Exact Continuous Reformulations of Logic Constraints in Nonlinear Optimization and Optimal Control Problems

TL;DR

This paper introduces an exact reformulation method for logic constraints in nonlinear optimization and control, avoiding mixed-integer programming and improving scalability and efficiency.

Contribution

It provides a novel approach to convert logical constraints into differentiable, binary-variable-free expressions suitable for nonlinear programming.

Findings

Achieves exact reformulation of logical constraints

Demonstrates improved solution efficiency on benchmarks

Preserves the original feasible set through smoothing

Abstract

Many nonlinear optimal control and optimization problems involve constraints that combine continuous dynamics with discrete logic conditions.
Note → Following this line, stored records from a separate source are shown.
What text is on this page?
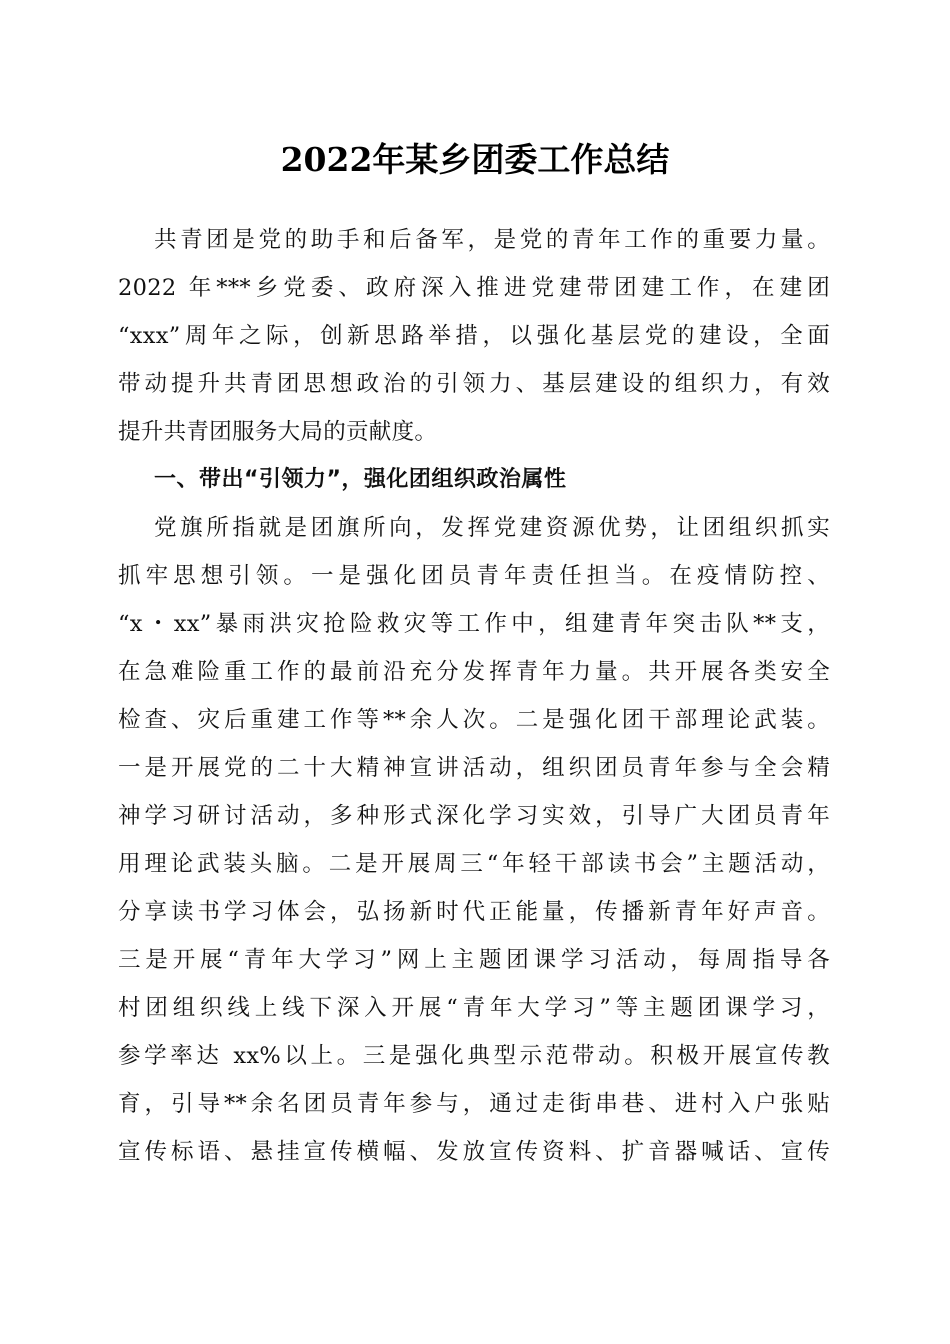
2022年某乡团委工作总结
共青团是党的助手和后备军，是党的青年工作的重要力量。
2022 年***乡党委、政府深入推进党建带团建工作，在建团
“xxx”周年之际，创新思路举措，以强化基层党的建设，全面
带动提升共青团思想政治的引领力、基层建设的组织力，有效
提升共青团服务大局的贡献度。
一、带出“引领力”，强化团组织政治属性
党旗所指就是团旗所向，发挥党建资源优势，让团组织抓实
抓牢思想引领。一是强化团员青年责任担当。在疫情防控、
“x・xx”暴雨洪灾抢险救灾等工作中，组建青年突击队**支，
在急难险重工作的最前沿充分发挥青年力量。共开展各类安全
检查、灾后重建工作等**余人次。二是强化团干部理论武装。
一是开展党的二十大精神宣讲活动，组织团员青年参与全会精
神学习研讨活动，多种形式深化学习实效，引导广大团员青年
用理论武装头脑。二是开展周三“年轻干部读书会”主题活动，
分享读书学习体会，弘扬新时代正能量，传播新青年好声音。
三是开展“青年大学习”网上主题团课学习活动，每周指导各
村团组织线上线下深入开展“青年大学习”等主题团课学习，
参学率达 xx%以上。三是强化典型示范带动。积极开展宣传教
育，引导**余名团员青年参与，通过走街串巷、进村入户张贴
宣传标语、悬挂宣传横幅、发放宣传资料、扩音器喊话、宣传
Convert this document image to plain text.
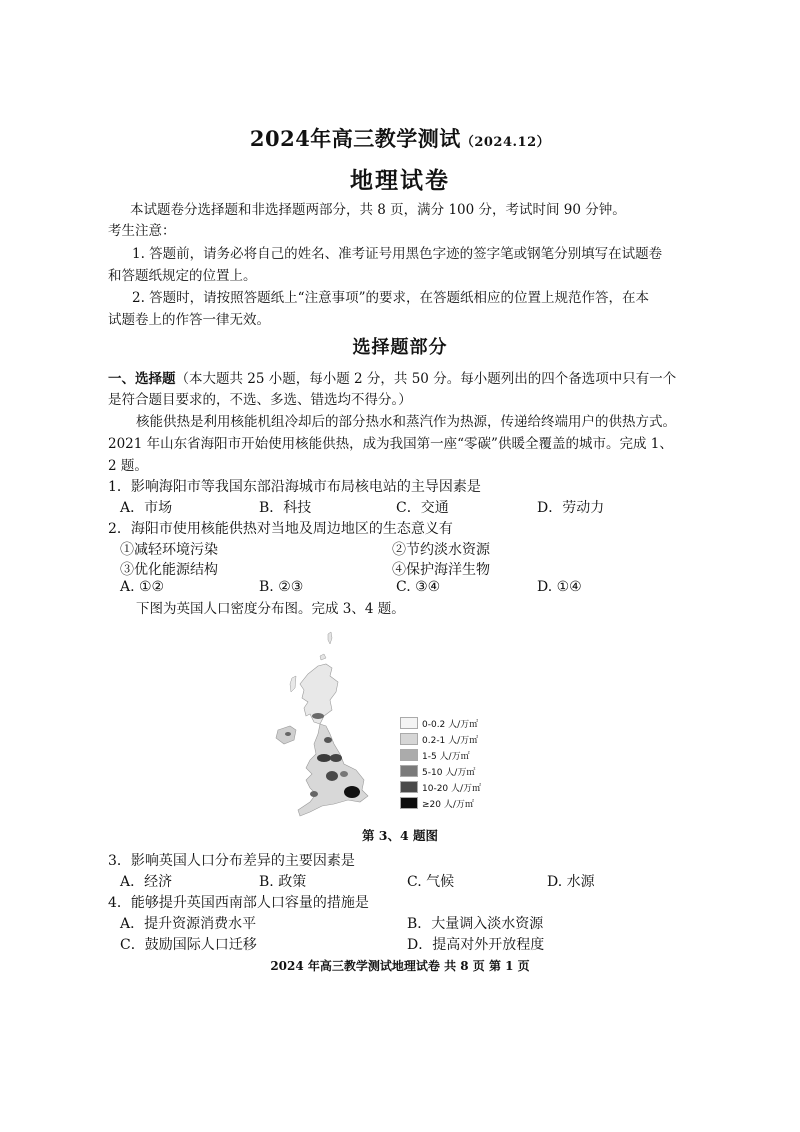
2024年高三教学测试（2024.12）
地理试卷
本试题卷分选择题和非选择题两部分，共 8 页，满分 100 分，考试时间 90 分钟。
考生注意：
1. 答题前，请务必将自己的姓名、准考证号用黑色字迹的签字笔或钢笔分别填写在试题卷
和答题纸规定的位置上。
2. 答题时，请按照答题纸上“注意事项”的要求，在答题纸相应的位置上规范作答，在本
试题卷上的作答一律无效。
选择题部分
一、选择题（本大题共 25 小题，每小题 2 分，共 50 分。每小题列出的四个备选项中只有一个
是符合题目要求的，不选、多选、错选均不得分。）
核能供热是利用核能机组冷却后的部分热水和蒸汽作为热源，传递给终端用户的供热方式。
2021 年山东省海阳市开始使用核能供热，成为我国第一座“零碳”供暖全覆盖的城市。完成 1、
2 题。
1．影响海阳市等我国东部沿海城市布局核电站的主导因素是
A．市场	B．科技	C．交通	D．劳动力
2．海阳市使用核能供热对当地及周边地区的生态意义有
①减轻环境污染	②节约淡水资源
③优化能源结构	④保护海洋生物
A. ①②	B. ②③	C. ③④	D. ①④
下图为英国人口密度分布图。完成 3、4 题。
0-0.2 人/万㎡
0.2-1 人/万㎡
1-5 人/万㎡
5-10 人/万㎡
10-20 人/万㎡
≥20 人/万㎡
第 3、4 题图
3．影响英国人口分布差异的主要因素是
A．经济	B. 政策	C. 气候	D. 水源
4．能够提升英国西南部人口容量的措施是
A．提升资源消费水平	B．大量调入淡水资源
C．鼓励国际人口迁移	D．提高对外开放程度
2024 年高三教学测试地理试卷 共 8 页 第 1 页
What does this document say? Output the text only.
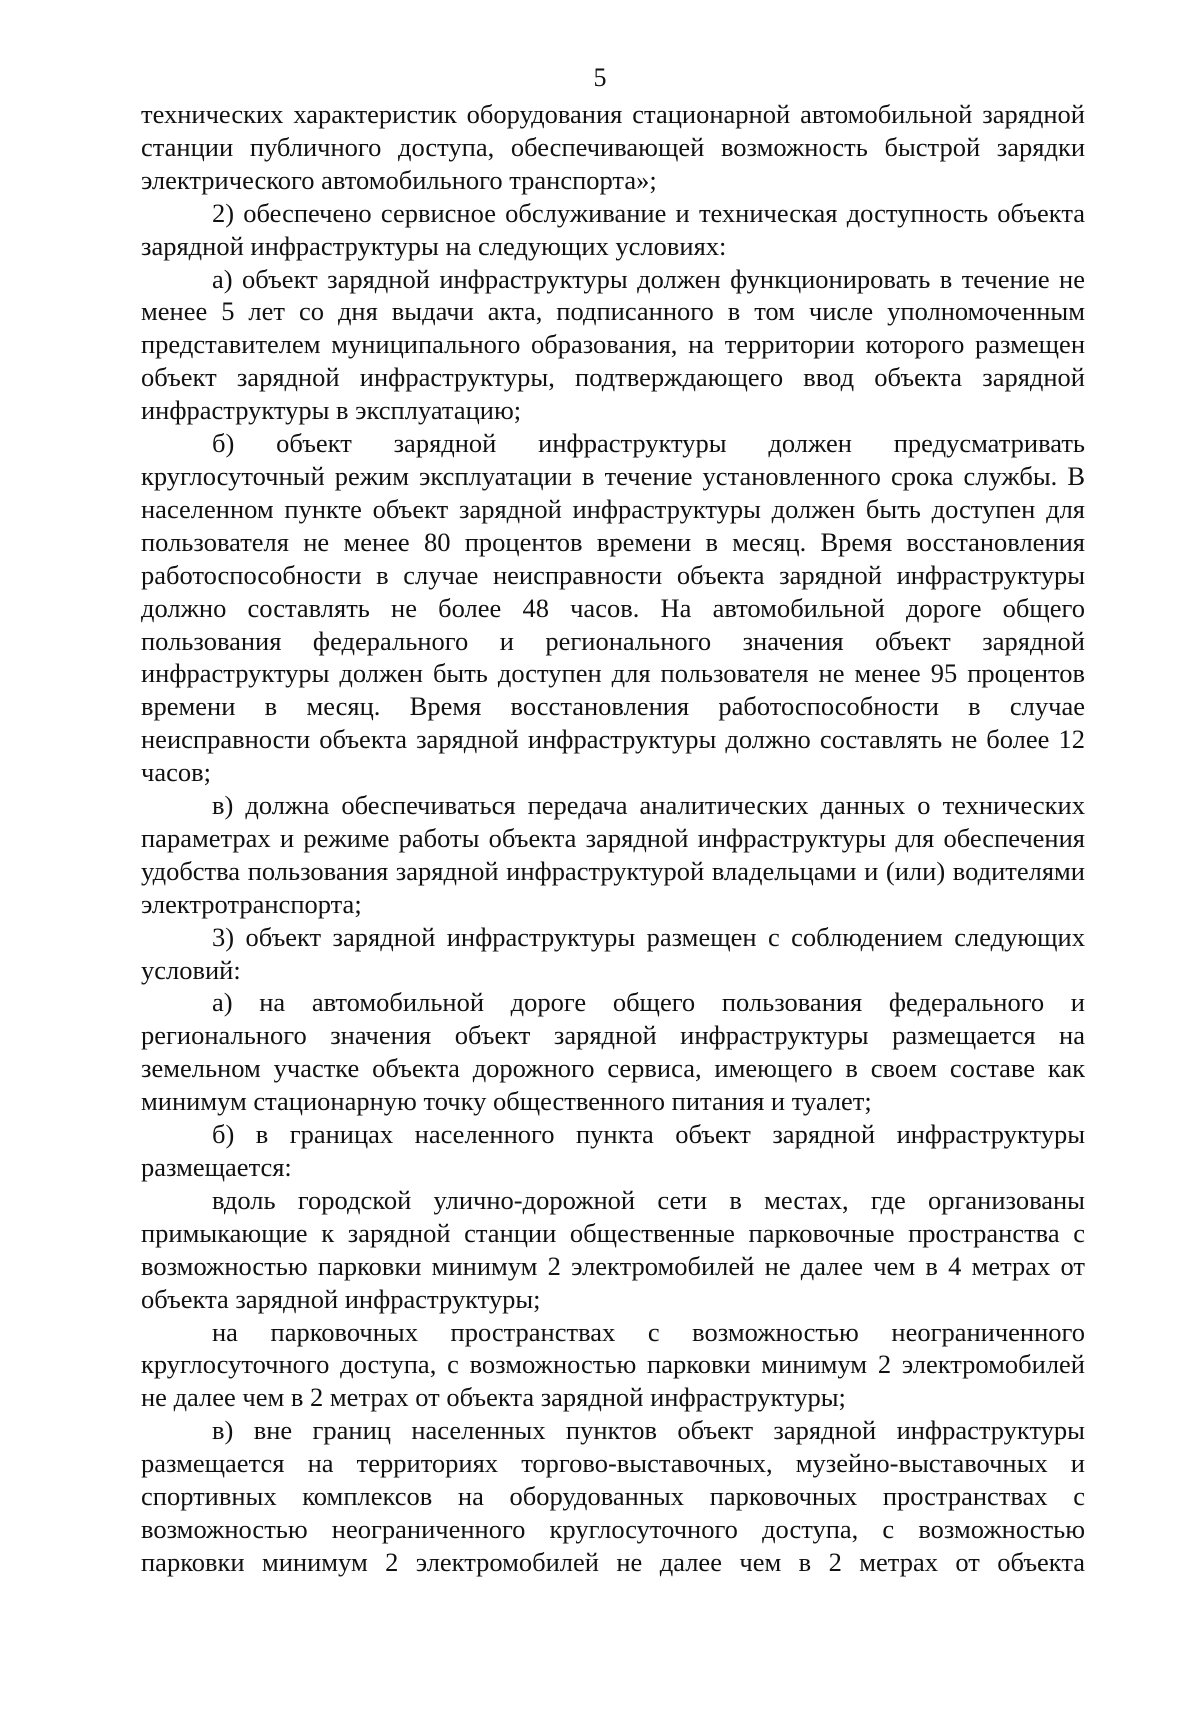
5

технических характеристик оборудования стационарной автомобильной зарядной станции публичного доступа, обеспечивающей возможность быстрой зарядки электрического автомобильного транспорта»;

2) обеспечено сервисное обслуживание и техническая доступность объекта зарядной инфраструктуры на следующих условиях:

а) объект зарядной инфраструктуры должен функционировать в течение не менее 5 лет со дня выдачи акта, подписанного в том числе уполномоченным представителем муниципального образования, на территории которого размещен объект зарядной инфраструктуры, подтверждающего ввод объекта зарядной инфраструктуры в эксплуатацию;

б) объект зарядной инфраструктуры должен предусматривать круглосуточный режим эксплуатации в течение установленного срока службы. В населенном пункте объект зарядной инфраструктуры должен быть доступен для пользователя не менее 80 процентов времени в месяц. Время восстановления работоспособности в случае неисправности объекта зарядной инфраструктуры должно составлять не более 48 часов. На автомобильной дороге общего пользования федерального и регионального значения объект зарядной инфраструктуры должен быть доступен для пользователя не менее 95 процентов времени в месяц. Время восстановления работоспособности в случае неисправности объекта зарядной инфраструктуры должно составлять не более 12 часов;

в) должна обеспечиваться передача аналитических данных о технических параметрах и режиме работы объекта зарядной инфраструктуры для обеспечения удобства пользования зарядной инфраструктурой владельцами и (или) водителями электротранспорта;

3) объект зарядной инфраструктуры размещен с соблюдением следующих условий:

а) на автомобильной дороге общего пользования федерального и регионального значения объект зарядной инфраструктуры размещается на земельном участке объекта дорожного сервиса, имеющего в своем составе как минимум стационарную точку общественного питания и туалет;

б) в границах населенного пункта объект зарядной инфраструктуры размещается:

вдоль городской улично-дорожной сети в местах, где организованы примыкающие к зарядной станции общественные парковочные пространства с возможностью парковки минимум 2 электромобилей не далее чем в 4 метрах от объекта зарядной инфраструктуры;

на парковочных пространствах с возможностью неограниченного круглосуточного доступа, с возможностью парковки минимум 2 электромобилей не далее чем в 2 метрах от объекта зарядной инфраструктуры;

в) вне границ населенных пунктов объект зарядной инфраструктуры размещается на территориях торгово-выставочных, музейно-выставочных и спортивных комплексов на оборудованных парковочных пространствах с возможностью неограниченного круглосуточного доступа, с возможностью парковки минимум 2 электромобилей не далее чем в 2 метрах от объекта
Standard approaches typically rely on mixed-integer programming, which introduces scalability challenges and requires specialized solvers. This paper presents an exact reformulation of broad classes of logical constraints as binary-variable-free expressions whose differentiability properties coincide with those of the underlying predicates, enabling their direct integration into nonlinear programming models. Our approach rewrites arbitrary logical propositions into conjunctive normal form, converts them into equivalent max--min constraints, and applies a smoothing procedure that preserves the exact feasible set. The method is evaluated on two benchmark problems, a quadrotor trajectory optimization with obstacle avoidance and a hybrid two-tank system with temporal logic constraints, and is shown to obtain optimal solutions more consistently and efficiently than existing binary variable elimination techniques.